Roma - Le norme in tutto il
globo vanno cambiando e la rete è terreno
di scontro tra corporation di mezzo mondo.
In mezzo, spesso, ci finiscono i diritti dei
cittadini del nuovo mondo digitale, talvolta
poco consapevoli di cosa sta accadendo, altre
volte vittime di manovre poco trasparenti
o di legislatori poco attenti alla realtà
dell'oggi tecnologico. Punto Informatico ne
ha parlato con uno dei suoi editorialisti,
noto monomaniaco che lavora e si diverte con
l'informatica da cinque lustri e promotore
di numerose iniziative, dal Progetto Winston
Smith alle Privacy Box, Marco Calamari.
Punto Informatico: In uno
dei tuoi ultimi editoriali su Punto Informatico
lanci un allarme molto preciso: sulla barricata
della difesa tecnologica dalla volgarità
e grettezza del mercato e delle esigenze industriali
il numero di persone negli anni non ha fatto
che ridursi. Pensi ci sia ancora bisogno di
una "barricata" di questo tipo?
Marco Calamari: Faccio una premessa, perché
spesso questa argomentazione è stata
fraintesa. Non sostengo che il mercato e le
industrie siano volgari, malevole od incarnazioni
del demonio. Più semplicemente, dopo
una trentina di anni passati a lavorare per
grandi organizzazioni, private ma anche pubbliche,
so per esperienza diretta che mercato ed industrie
funzionano in questo modo.
Il termine "funzionano" è
usato propriamente; prescinde da qualsiasi
valutazione morale, filosofica o politica.
Nessuno si sognerebbe di dire che la legge
di gravitazione universale è volgare,
perchè la maggioranza concorda che
è un fatto assoluto che permea la realtà.
Anche se non rappresento certo la maggioranza,
come persona sostengo che i meccanismi naturali
ed impersonali delle grandi aziende, specie
se multinazionali, sono questi. Nessun sottointeso,
nessuna valutazione morale, niente di più.
E per venire alla domanda, sì,
ce ne è bisogno.
Forse descriverla come "barricata"
è pittoresco ma improprio; potremmo
dire che c'è bisogno di un gruppo,
anche piccolo come numero, di "tecnologi"

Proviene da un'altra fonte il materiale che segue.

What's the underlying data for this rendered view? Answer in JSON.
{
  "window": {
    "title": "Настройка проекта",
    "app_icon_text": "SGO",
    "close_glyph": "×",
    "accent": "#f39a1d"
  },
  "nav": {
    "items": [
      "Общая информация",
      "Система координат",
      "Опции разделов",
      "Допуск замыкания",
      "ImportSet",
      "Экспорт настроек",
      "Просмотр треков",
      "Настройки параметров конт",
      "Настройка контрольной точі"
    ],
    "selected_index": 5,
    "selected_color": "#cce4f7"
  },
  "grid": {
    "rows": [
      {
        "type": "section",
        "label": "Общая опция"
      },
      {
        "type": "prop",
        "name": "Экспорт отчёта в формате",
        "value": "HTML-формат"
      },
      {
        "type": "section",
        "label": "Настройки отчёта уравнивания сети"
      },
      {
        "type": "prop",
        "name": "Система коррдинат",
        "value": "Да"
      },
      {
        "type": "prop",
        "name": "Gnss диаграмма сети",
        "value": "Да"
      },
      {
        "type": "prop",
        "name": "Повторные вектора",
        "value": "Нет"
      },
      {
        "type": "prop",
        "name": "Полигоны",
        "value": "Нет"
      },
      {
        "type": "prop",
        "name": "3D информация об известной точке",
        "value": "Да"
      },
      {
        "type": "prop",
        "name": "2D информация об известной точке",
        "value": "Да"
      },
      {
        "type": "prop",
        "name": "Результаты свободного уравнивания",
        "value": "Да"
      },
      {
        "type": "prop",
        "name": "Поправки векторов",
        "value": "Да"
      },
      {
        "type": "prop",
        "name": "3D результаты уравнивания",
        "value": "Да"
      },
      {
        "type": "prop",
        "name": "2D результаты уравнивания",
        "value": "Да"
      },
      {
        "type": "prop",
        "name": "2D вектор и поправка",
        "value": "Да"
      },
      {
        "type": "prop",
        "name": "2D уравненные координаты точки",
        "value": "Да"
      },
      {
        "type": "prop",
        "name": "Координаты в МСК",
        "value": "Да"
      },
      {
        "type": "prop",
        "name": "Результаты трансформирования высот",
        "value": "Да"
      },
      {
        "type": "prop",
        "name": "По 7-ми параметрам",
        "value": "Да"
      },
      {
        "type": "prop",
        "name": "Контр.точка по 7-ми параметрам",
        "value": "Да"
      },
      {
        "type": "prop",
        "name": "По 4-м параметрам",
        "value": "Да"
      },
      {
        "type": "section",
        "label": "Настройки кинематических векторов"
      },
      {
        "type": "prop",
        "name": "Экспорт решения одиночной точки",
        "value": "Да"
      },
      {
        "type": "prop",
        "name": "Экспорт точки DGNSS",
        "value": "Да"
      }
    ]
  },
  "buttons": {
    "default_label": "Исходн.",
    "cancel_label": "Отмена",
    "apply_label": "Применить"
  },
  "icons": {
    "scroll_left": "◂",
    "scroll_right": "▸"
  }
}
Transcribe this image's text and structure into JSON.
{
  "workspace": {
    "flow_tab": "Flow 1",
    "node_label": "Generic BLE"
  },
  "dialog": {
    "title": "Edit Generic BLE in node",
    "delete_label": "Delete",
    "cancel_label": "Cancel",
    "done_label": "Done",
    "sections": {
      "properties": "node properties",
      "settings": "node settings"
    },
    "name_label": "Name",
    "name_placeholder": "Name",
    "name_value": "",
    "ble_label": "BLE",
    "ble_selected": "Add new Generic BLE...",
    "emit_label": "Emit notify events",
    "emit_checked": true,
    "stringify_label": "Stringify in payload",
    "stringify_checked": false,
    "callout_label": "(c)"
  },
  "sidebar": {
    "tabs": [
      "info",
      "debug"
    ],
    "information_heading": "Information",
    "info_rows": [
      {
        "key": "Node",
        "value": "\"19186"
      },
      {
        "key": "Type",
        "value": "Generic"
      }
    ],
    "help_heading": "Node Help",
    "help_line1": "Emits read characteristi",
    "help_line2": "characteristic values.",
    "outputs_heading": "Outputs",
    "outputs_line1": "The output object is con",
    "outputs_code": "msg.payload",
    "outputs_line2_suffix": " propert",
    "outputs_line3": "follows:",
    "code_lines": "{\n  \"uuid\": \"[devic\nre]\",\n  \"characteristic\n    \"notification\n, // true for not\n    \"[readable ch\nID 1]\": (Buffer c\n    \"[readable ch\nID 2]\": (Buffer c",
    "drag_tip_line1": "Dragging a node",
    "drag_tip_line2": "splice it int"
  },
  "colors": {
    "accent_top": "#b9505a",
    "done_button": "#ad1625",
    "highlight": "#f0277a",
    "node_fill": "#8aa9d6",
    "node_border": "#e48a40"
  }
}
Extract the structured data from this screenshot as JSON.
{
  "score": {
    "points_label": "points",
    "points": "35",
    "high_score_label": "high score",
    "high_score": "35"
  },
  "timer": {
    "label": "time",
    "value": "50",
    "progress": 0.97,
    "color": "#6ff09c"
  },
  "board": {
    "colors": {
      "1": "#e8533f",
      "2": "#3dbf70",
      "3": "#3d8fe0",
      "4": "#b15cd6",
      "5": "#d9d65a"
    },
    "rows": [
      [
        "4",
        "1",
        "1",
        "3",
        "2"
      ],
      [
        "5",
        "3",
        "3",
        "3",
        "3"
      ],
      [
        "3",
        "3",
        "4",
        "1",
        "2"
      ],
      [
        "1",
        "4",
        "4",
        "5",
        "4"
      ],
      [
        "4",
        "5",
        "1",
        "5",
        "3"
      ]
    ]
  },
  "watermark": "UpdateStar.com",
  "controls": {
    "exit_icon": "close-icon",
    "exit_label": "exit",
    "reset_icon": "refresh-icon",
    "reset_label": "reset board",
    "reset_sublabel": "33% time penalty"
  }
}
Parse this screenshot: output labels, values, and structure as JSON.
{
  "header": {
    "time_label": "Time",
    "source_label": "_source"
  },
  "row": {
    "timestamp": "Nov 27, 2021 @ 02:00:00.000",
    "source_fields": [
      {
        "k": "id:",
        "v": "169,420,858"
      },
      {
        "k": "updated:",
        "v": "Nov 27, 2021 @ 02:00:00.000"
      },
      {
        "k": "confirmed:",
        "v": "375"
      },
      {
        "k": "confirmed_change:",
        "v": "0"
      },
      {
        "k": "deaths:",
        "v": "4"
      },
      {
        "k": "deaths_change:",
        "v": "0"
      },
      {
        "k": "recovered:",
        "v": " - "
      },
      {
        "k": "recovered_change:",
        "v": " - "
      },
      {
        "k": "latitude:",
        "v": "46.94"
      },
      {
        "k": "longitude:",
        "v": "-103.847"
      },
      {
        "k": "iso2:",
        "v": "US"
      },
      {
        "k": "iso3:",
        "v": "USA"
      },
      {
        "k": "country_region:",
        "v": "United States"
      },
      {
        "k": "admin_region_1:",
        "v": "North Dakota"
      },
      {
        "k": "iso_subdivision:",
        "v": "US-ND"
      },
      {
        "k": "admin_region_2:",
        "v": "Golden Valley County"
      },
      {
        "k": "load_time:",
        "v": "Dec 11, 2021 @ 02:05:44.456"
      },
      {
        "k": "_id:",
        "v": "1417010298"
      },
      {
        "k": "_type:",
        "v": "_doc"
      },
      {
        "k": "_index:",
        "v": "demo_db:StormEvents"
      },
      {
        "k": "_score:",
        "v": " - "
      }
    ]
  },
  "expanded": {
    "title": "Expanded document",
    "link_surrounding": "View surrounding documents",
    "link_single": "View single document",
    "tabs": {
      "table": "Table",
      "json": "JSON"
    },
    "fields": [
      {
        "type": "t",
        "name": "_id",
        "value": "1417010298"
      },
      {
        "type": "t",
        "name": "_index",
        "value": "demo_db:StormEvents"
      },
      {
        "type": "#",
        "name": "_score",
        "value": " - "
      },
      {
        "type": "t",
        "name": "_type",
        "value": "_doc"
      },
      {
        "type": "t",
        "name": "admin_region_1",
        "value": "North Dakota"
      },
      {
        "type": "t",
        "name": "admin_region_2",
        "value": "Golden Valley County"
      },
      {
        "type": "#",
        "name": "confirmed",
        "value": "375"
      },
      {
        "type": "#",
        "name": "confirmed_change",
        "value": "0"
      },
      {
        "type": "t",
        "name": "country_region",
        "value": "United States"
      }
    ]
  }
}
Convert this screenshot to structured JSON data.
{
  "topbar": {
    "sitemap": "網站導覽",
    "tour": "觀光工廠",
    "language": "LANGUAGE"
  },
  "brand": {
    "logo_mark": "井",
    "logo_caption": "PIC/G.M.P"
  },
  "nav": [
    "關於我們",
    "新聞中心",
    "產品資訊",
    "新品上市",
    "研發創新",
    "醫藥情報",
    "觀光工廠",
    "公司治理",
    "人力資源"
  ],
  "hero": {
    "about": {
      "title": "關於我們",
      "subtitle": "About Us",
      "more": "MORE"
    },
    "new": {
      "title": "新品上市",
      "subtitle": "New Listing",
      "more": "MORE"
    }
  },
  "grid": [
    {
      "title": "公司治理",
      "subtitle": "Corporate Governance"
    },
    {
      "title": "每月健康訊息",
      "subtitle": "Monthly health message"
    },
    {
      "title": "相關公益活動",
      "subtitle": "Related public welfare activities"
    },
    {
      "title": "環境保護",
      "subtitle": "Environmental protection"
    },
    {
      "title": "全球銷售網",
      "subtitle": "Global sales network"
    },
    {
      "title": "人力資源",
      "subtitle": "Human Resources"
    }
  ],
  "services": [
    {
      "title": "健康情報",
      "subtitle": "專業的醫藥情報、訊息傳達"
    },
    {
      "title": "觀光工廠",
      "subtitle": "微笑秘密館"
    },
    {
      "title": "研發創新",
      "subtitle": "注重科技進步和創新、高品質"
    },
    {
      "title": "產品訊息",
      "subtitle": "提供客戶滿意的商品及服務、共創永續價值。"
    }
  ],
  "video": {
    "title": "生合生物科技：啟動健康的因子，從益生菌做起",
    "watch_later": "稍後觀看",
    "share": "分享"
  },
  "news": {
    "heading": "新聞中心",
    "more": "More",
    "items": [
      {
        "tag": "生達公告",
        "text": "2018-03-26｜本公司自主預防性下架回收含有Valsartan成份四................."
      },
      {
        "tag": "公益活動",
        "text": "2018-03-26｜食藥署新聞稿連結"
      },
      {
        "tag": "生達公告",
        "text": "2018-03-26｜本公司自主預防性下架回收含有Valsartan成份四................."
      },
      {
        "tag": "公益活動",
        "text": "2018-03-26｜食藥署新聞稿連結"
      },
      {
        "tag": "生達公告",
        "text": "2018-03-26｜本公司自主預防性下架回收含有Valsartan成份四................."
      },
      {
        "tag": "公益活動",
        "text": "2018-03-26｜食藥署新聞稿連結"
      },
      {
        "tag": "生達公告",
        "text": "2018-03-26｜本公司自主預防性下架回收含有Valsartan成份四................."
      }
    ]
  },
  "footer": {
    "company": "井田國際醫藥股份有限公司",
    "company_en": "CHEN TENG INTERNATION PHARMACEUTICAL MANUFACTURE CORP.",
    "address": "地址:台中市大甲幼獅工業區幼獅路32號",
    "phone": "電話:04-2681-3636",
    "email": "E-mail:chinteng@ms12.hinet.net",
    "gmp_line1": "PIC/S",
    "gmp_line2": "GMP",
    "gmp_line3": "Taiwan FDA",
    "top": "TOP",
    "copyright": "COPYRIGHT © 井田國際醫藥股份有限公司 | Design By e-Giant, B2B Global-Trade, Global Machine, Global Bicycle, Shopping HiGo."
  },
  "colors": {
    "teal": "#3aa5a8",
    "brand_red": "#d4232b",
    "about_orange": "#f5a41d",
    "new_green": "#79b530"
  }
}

ma che oramai è indispensabile che
esso sia affiancato da una numero molto, molto
più grande di persone che, pur senza
conoscere od apprezzare le sottigliezze tecnologiche,
conosca i guai a cui tutti stiamo andando
incontro e si comporti come quando le costruiscono
un inceneritore sotto casa o gli appioppano
i bond argentini, facendosi sentire nelle
sedi opportune. Sedi che sono sempre quelle.
PI: Un tempo, quando la rete
era frequentata solo da qualche migliaio di
utenti, la si viveva come un ambito tecnologico
non solo di grandi promesse ma anche di libertà
pressoché assoluta. La freschezza e
il luminoso stupore di quegli anni ha lasciato
il posto a dinamiche del tutto nuove causate
dall'aumento esponenziale degli utenti e,
con questo, dall'interesse sempre maggiore
di corporation e persino di multinazionali
nate su e grazie alla rete. È questo
che molti paladini delle libertà digitali
fanno fatica a digerire? È qui che
si cela un possibile scollamento tra un certo
mondo hacker, abituato a costruire e condividere
la propria tecnologia, e il mondo reale, se
così si può dire, della rete
attuale, che sfrutta tecnologie intrecciate
a doppio filo con il mercato e il profitto?
MC: Questa descrizione è quasi poetica,
ma nella sostanza la condivido pienamente.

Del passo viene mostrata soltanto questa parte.